Case Presentation:

A 39‐year‐old man with no medical history presented to the emergency department with a 2‐month history of urinary incontinence, constipation, and erectile dysfunction. He also reported paraesthesias, bilateral lower extremity weakness, and jerking movements of his right foot. Neurological examination revealed sensory abnormalities to pinprick, temperature, and proprioception in both legs up to the perianal region and pathologically brisk reflexes in both lower extremities. Nonsustained right ankle clonus and slight extensor plantar responses were also noted. Motor strength was within normal limits. Extensive serological testing was significant for an elevated ESR of 55 and LDH of 1400. MRI of the cervical and thoracic spine revealed a longitudinal enhancing lesion extending from C7 to T4 with mild expansion of the spinal cord at the epicenter of the lesion, Initially, this lesion was thought to represent a syrinx. CSF analysis was notable for a mildly elevated protein of 62 with normal glucose and cell count. Both CSF cytology and flow‐cytometry were negative for malignancy. Further review of the spinal lesion was suggestive of possible myelitis with syrinx‐like formation. MRI of the lumbar spine further revealed homogeneously enhancing lesions within the L2 and L4 vertebral bodies, suspicious for neoplasm. Bone marrow aspirate and biopsy were negative. Therefore, a CT‐guided biopsy of the L4 lesion was performed, which revealed diffuse large B‐cell lymphoma (DLBCL). The patient was treated with R‐CHOP chemotherapy followed by 4 cycles of intrathecal chemoprophylaxis with cytarabine. He also received oral steroids for 8 weeks.
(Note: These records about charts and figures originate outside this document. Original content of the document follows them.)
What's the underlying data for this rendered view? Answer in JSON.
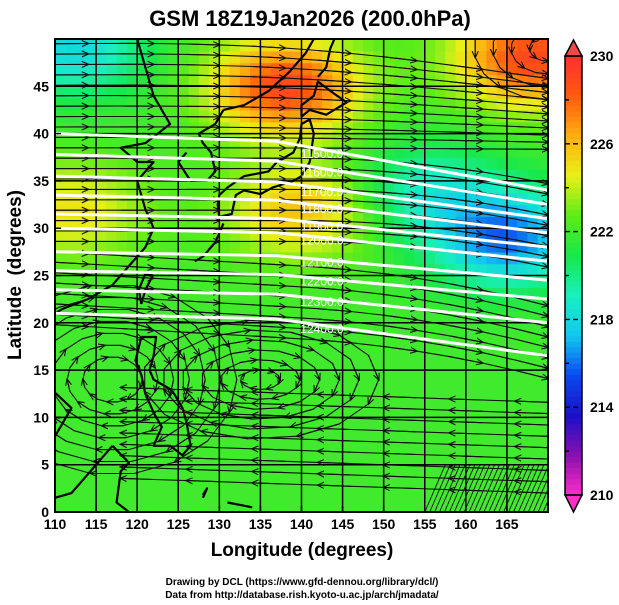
{
  "chart_data": {
    "type": "heatmap",
    "title": "GSM 18Z19Jan2026 (200.0hPa)",
    "xlabel": "Longitude (degrees)",
    "ylabel": "Latitude  (degrees)",
    "xlim": [
      110,
      170
    ],
    "ylim": [
      0,
      50
    ],
    "x_ticks": [
      "110",
      "115",
      "120",
      "125",
      "130",
      "135",
      "140",
      "145",
      "150",
      "155",
      "160",
      "165"
    ],
    "y_ticks": [
      "0",
      "5",
      "10",
      "15",
      "20",
      "25",
      "30",
      "35",
      "40",
      "45"
    ],
    "x_tick_values": [
      110,
      115,
      120,
      125,
      130,
      135,
      140,
      145,
      150,
      155,
      160,
      165
    ],
    "y_tick_values": [
      0,
      5,
      10,
      15,
      20,
      25,
      30,
      35,
      40,
      45
    ],
    "grid": true,
    "colorbar": {
      "range": [
        210,
        230
      ],
      "tick_labels": [
        "230",
        "226",
        "222",
        "218",
        "214",
        "210"
      ],
      "tick_values": [
        230,
        226,
        222,
        218,
        214,
        210
      ],
      "extend": "both",
      "colors": [
        "#ff2dc8",
        "#8a10b0",
        "#1a10c8",
        "#0a4af0",
        "#12c8f0",
        "#18f0c0",
        "#18e84a",
        "#5cec18",
        "#e8f018",
        "#ffb010",
        "#ff5a10",
        "#ff3030"
      ],
      "over_color": "#f04848",
      "under_color": "#ff2dc8"
    },
    "field_description_values": {
      "hot_spots": [
        {
          "lon": 138,
          "lat": 45,
          "value": 229
        },
        {
          "lon": 168,
          "lat": 48,
          "value": 229
        },
        {
          "lon": 140,
          "lat": 32,
          "value": 226
        },
        {
          "lon": 112,
          "lat": 32,
          "value": 225
        }
      ],
      "cold_spots": [
        {
          "lon": 112,
          "lat": 49,
          "value": 218
        },
        {
          "lon": 165,
          "lat": 29,
          "value": 216
        },
        {
          "lon": 155,
          "lat": 34,
          "value": 219
        }
      ],
      "background_value": 222
    },
    "contours": [
      {
        "label": "11500.0",
        "lat_west": 40.0,
        "lat_east": 34.0
      },
      {
        "label": "11600.0",
        "lat_west": 37.8,
        "lat_east": 32.5
      },
      {
        "label": "11700.0",
        "lat_west": 35.5,
        "lat_east": 31.0
      },
      {
        "label": "11800.0",
        "lat_west": 33.5,
        "lat_east": 29.5
      },
      {
        "label": "11900.0",
        "lat_west": 31.5,
        "lat_east": 28.0
      },
      {
        "label": "12000.0",
        "lat_west": 30.0,
        "lat_east": 26.5
      },
      {
        "label": "12100.0",
        "lat_west": 27.5,
        "lat_east": 24.5
      },
      {
        "label": "12200.0",
        "lat_west": 25.5,
        "lat_east": 22.5
      },
      {
        "label": "12300.0",
        "lat_west": 23.5,
        "lat_east": 20.0
      },
      {
        "label": "12400.0",
        "lat_west": 21.0,
        "lat_east": 16.5
      }
    ]
  },
  "credits": {
    "line1": "Drawing by DCL (https://www.gfd-dennou.org/library/dcl/)",
    "line2": "Data from http://database.rish.kyoto-u.ac.jp/arch/jmadata/"
  }
}
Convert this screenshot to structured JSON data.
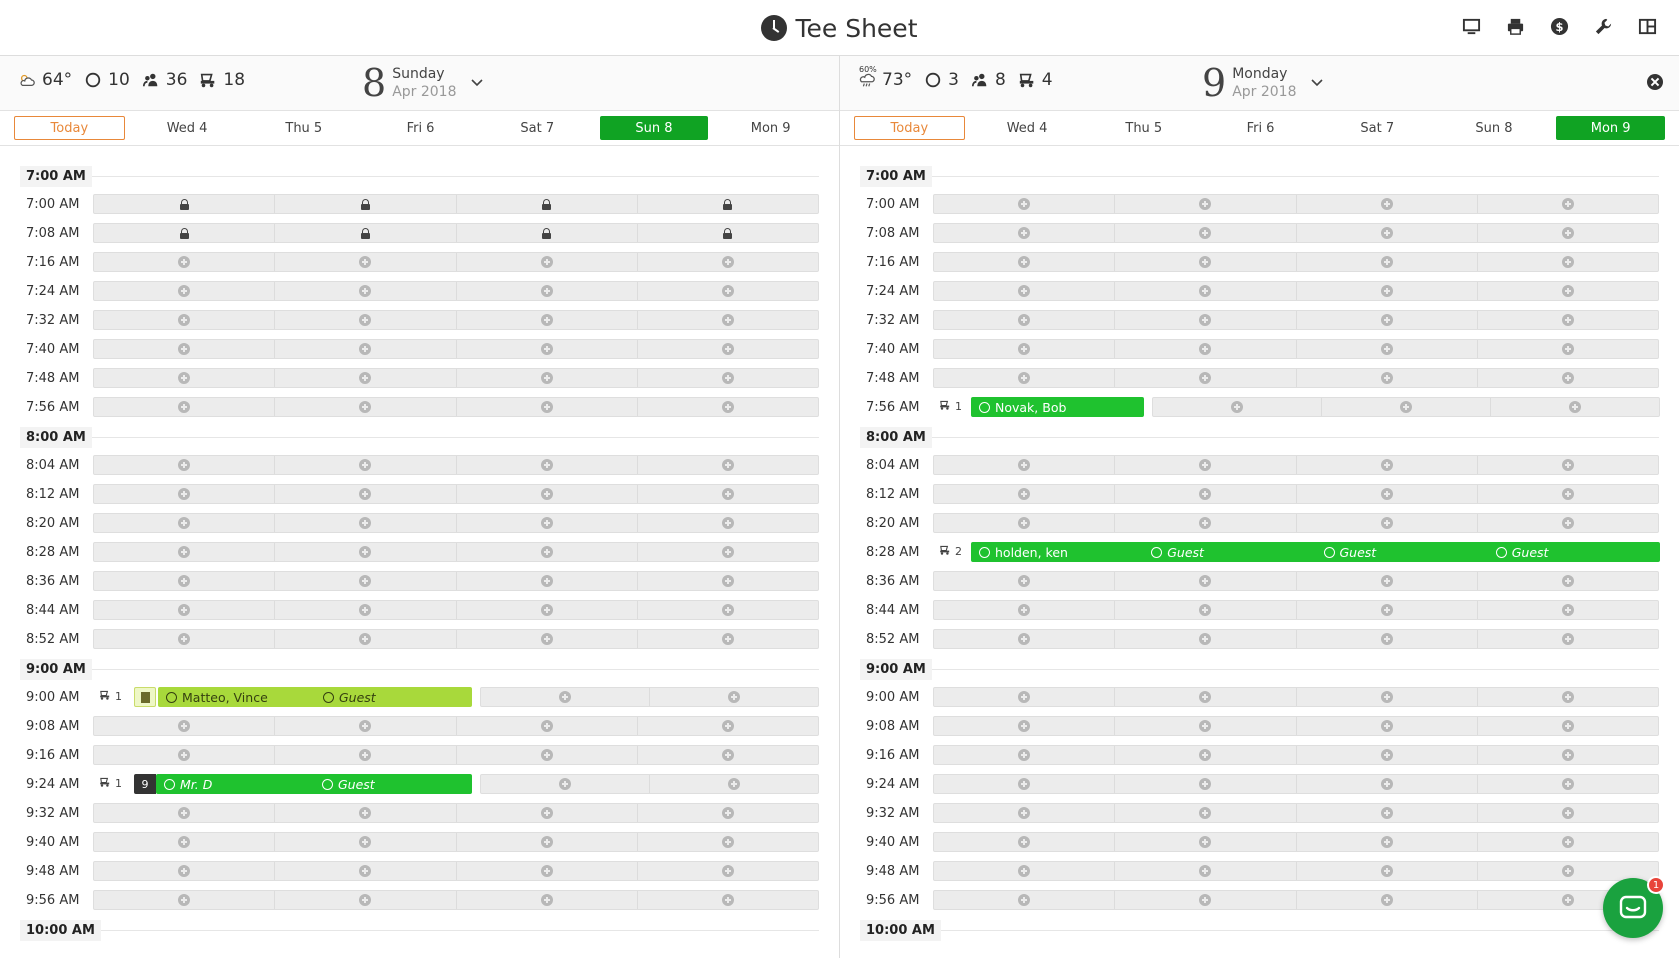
{
  "app": {
    "title": "Tee Sheet"
  },
  "toolbar": [
    "monitor-icon",
    "printer-icon",
    "dollar-icon",
    "wrench-icon",
    "layout-icon"
  ],
  "chat": {
    "badge": "1"
  },
  "panels": [
    {
      "weather": {
        "temp": "64°",
        "precip": ""
      },
      "stats": {
        "rounds": "10",
        "players": "36",
        "carts": "18"
      },
      "date": {
        "day": "8",
        "dow": "Sunday",
        "month": "Apr 2018"
      },
      "closable": false,
      "tabs": [
        {
          "label": "Today",
          "state": "today"
        },
        {
          "label": "Wed 4",
          "state": ""
        },
        {
          "label": "Thu 5",
          "state": ""
        },
        {
          "label": "Fri 6",
          "state": ""
        },
        {
          "label": "Sat 7",
          "state": ""
        },
        {
          "label": "Sun 8",
          "state": "active"
        },
        {
          "label": "Mon 9",
          "state": ""
        }
      ],
      "rows": [
        {
          "type": "hour",
          "label": "7:00 AM"
        },
        {
          "type": "slot",
          "time": "7:00 AM",
          "locked": true
        },
        {
          "type": "slot",
          "time": "7:08 AM",
          "locked": true
        },
        {
          "type": "slot",
          "time": "7:16 AM"
        },
        {
          "type": "slot",
          "time": "7:24 AM"
        },
        {
          "type": "slot",
          "time": "7:32 AM"
        },
        {
          "type": "slot",
          "time": "7:40 AM"
        },
        {
          "type": "slot",
          "time": "7:48 AM"
        },
        {
          "type": "slot",
          "time": "7:56 AM"
        },
        {
          "type": "hour",
          "label": "8:00 AM"
        },
        {
          "type": "slot",
          "time": "8:04 AM"
        },
        {
          "type": "slot",
          "time": "8:12 AM"
        },
        {
          "type": "slot",
          "time": "8:20 AM"
        },
        {
          "type": "slot",
          "time": "8:28 AM"
        },
        {
          "type": "slot",
          "time": "8:36 AM"
        },
        {
          "type": "slot",
          "time": "8:44 AM"
        },
        {
          "type": "slot",
          "time": "8:52 AM"
        },
        {
          "type": "hour",
          "label": "9:00 AM"
        },
        {
          "type": "booking",
          "time": "9:00 AM",
          "carts": "1",
          "tag": "note",
          "color": "lime",
          "players": [
            {
              "name": "Matteo, Vince",
              "guest": false
            },
            {
              "name": "Guest",
              "guest": true
            }
          ],
          "open": 2
        },
        {
          "type": "slot",
          "time": "9:08 AM"
        },
        {
          "type": "slot",
          "time": "9:16 AM"
        },
        {
          "type": "booking",
          "time": "9:24 AM",
          "carts": "1",
          "tag": "holes",
          "holes": "9",
          "color": "green",
          "players": [
            {
              "name": "Mr. D",
              "guest": true
            },
            {
              "name": "Guest",
              "guest": true
            }
          ],
          "open": 2
        },
        {
          "type": "slot",
          "time": "9:32 AM"
        },
        {
          "type": "slot",
          "time": "9:40 AM"
        },
        {
          "type": "slot",
          "time": "9:48 AM"
        },
        {
          "type": "slot",
          "time": "9:56 AM"
        },
        {
          "type": "hour",
          "label": "10:00 AM"
        }
      ]
    },
    {
      "weather": {
        "temp": "73°",
        "precip": "60%"
      },
      "stats": {
        "rounds": "3",
        "players": "8",
        "carts": "4"
      },
      "date": {
        "day": "9",
        "dow": "Monday",
        "month": "Apr 2018"
      },
      "closable": true,
      "tabs": [
        {
          "label": "Today",
          "state": "today"
        },
        {
          "label": "Wed 4",
          "state": ""
        },
        {
          "label": "Thu 5",
          "state": ""
        },
        {
          "label": "Fri 6",
          "state": ""
        },
        {
          "label": "Sat 7",
          "state": ""
        },
        {
          "label": "Sun 8",
          "state": ""
        },
        {
          "label": "Mon 9",
          "state": "active"
        }
      ],
      "rows": [
        {
          "type": "hour",
          "label": "7:00 AM"
        },
        {
          "type": "slot",
          "time": "7:00 AM"
        },
        {
          "type": "slot",
          "time": "7:08 AM"
        },
        {
          "type": "slot",
          "time": "7:16 AM"
        },
        {
          "type": "slot",
          "time": "7:24 AM"
        },
        {
          "type": "slot",
          "time": "7:32 AM"
        },
        {
          "type": "slot",
          "time": "7:40 AM"
        },
        {
          "type": "slot",
          "time": "7:48 AM"
        },
        {
          "type": "booking",
          "time": "7:56 AM",
          "carts": "1",
          "tag": "",
          "color": "green",
          "players": [
            {
              "name": "Novak, Bob",
              "guest": false
            }
          ],
          "open": 3
        },
        {
          "type": "hour",
          "label": "8:00 AM"
        },
        {
          "type": "slot",
          "time": "8:04 AM"
        },
        {
          "type": "slot",
          "time": "8:12 AM"
        },
        {
          "type": "slot",
          "time": "8:20 AM"
        },
        {
          "type": "booking",
          "time": "8:28 AM",
          "carts": "2",
          "tag": "",
          "color": "green",
          "players": [
            {
              "name": "holden, ken",
              "guest": false
            },
            {
              "name": "Guest",
              "guest": true
            },
            {
              "name": "Guest",
              "guest": true
            },
            {
              "name": "Guest",
              "guest": true
            }
          ],
          "open": 0
        },
        {
          "type": "slot",
          "time": "8:36 AM"
        },
        {
          "type": "slot",
          "time": "8:44 AM"
        },
        {
          "type": "slot",
          "time": "8:52 AM"
        },
        {
          "type": "hour",
          "label": "9:00 AM"
        },
        {
          "type": "slot",
          "time": "9:00 AM"
        },
        {
          "type": "slot",
          "time": "9:08 AM"
        },
        {
          "type": "slot",
          "time": "9:16 AM"
        },
        {
          "type": "slot",
          "time": "9:24 AM"
        },
        {
          "type": "slot",
          "time": "9:32 AM"
        },
        {
          "type": "slot",
          "time": "9:40 AM"
        },
        {
          "type": "slot",
          "time": "9:48 AM"
        },
        {
          "type": "slot",
          "time": "9:56 AM"
        },
        {
          "type": "hour",
          "label": "10:00 AM"
        }
      ]
    }
  ]
}
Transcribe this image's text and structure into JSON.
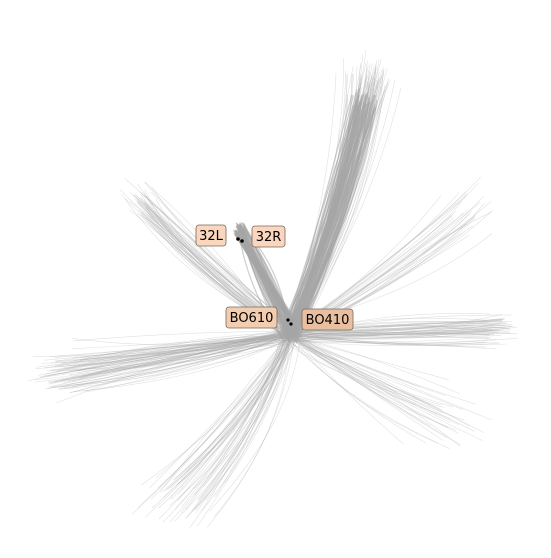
{
  "map": {
    "colors": {
      "track": "#a9a9a9",
      "label_fill_light": "#f9d6bd",
      "label_fill_dark": "#e8bfa0",
      "label_edge": "#7a6a5a",
      "marker": "#000000",
      "background": "#ffffff"
    },
    "labels": {
      "runway_32l": "32L",
      "runway_32r": "32R",
      "fix_bo610": "BO610",
      "fix_bo410": "BO410"
    }
  }
}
Successful response to this regimen was evidenced by complete eradication of the malignancy without relapse 3 years later, near‐complete neurological recovery, and radiological resolution of the spiral cord abnormalities including the syrinx.

Discussion:

Myelitis‐related transient syringomyelia has been reported in nonparaneoplastic etiologies such as sarcoidosis and postinfections. Myelitis associated with malignancy, however, remains a rare entity, with scattered reports in the world literature between 1903 and the present and the majority of cases reflecting poor outcomes. To the best of our knowledge, no similar cases of paraneoplastic myelitis (PNM) with transient syringomyelia related to DLBCL of the bone have been reported in the literature. We speculate that in our patient, local inflammatory factors provoked by a remote malignancy may have played a role in the pathogenesis of the syringomyelia.

Conclusions:

Early recognition of paraneoplastic myelitis by clinicians and aggressive treatment of the underlying malignancy are critical for improving clinical outcomes and potentially reversing neurological damage.

Author Disclosure:

S. Srour, none; E. Goldberg, none; S. Najjar, none.